Unverified Agent Claims
❌ Anti-pattern:
"The subagent reported that tests pass."
✅ Correct:
"Verifying subagent's claim by running tests..." [execute tests directly] "Confirmed: tests pass as reported"
Skipping Due to Fatigue
❌ Anti-pattern:
"We've been working on this for a while, let's skip verification and move on."
✅ Correct:
"Long session requires careful verification. Taking time to verify properly..." [complete full verification] "Verified before proceeding"
Checklist Before Declaring Complete
Before saying "implementation is complete":
- • Unit tests executed and pass (100%)
- • Coverage measured and meets target
- • Integration tests pass (if applicable)

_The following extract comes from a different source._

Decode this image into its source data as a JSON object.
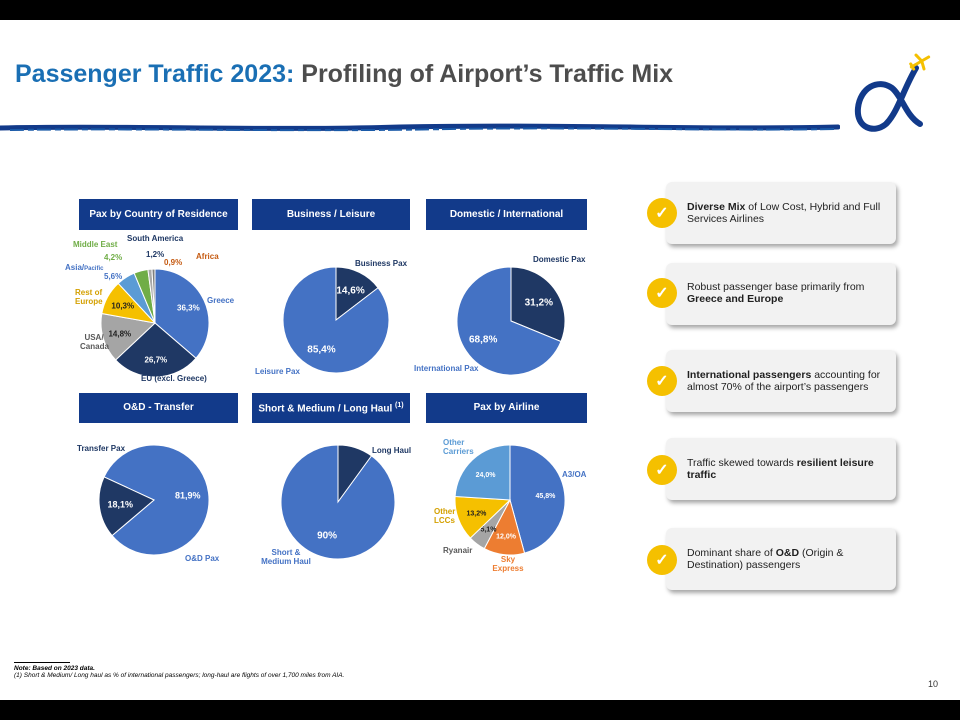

- • Linting passes with zero errors
- • Type checking passes (if applicable)
- • Build succeeds
- • Manual verification performed
- • Performance acceptable
- • Security considerations checked
- • All evidence documented
- • No "should work" language used
If ANY item unchecked → implementation NOT complete.
Summary
Remember:
- •Evidence over assumptions
- •Run actual commands, read actual output
- •Never trust without verification
- •Document all verification results
- •Partial success is not success
- •When verification fails repeatedly, escalate
- •No "should work" - only "verified to work"
Verification is not optional. It's the gate between code and confidence.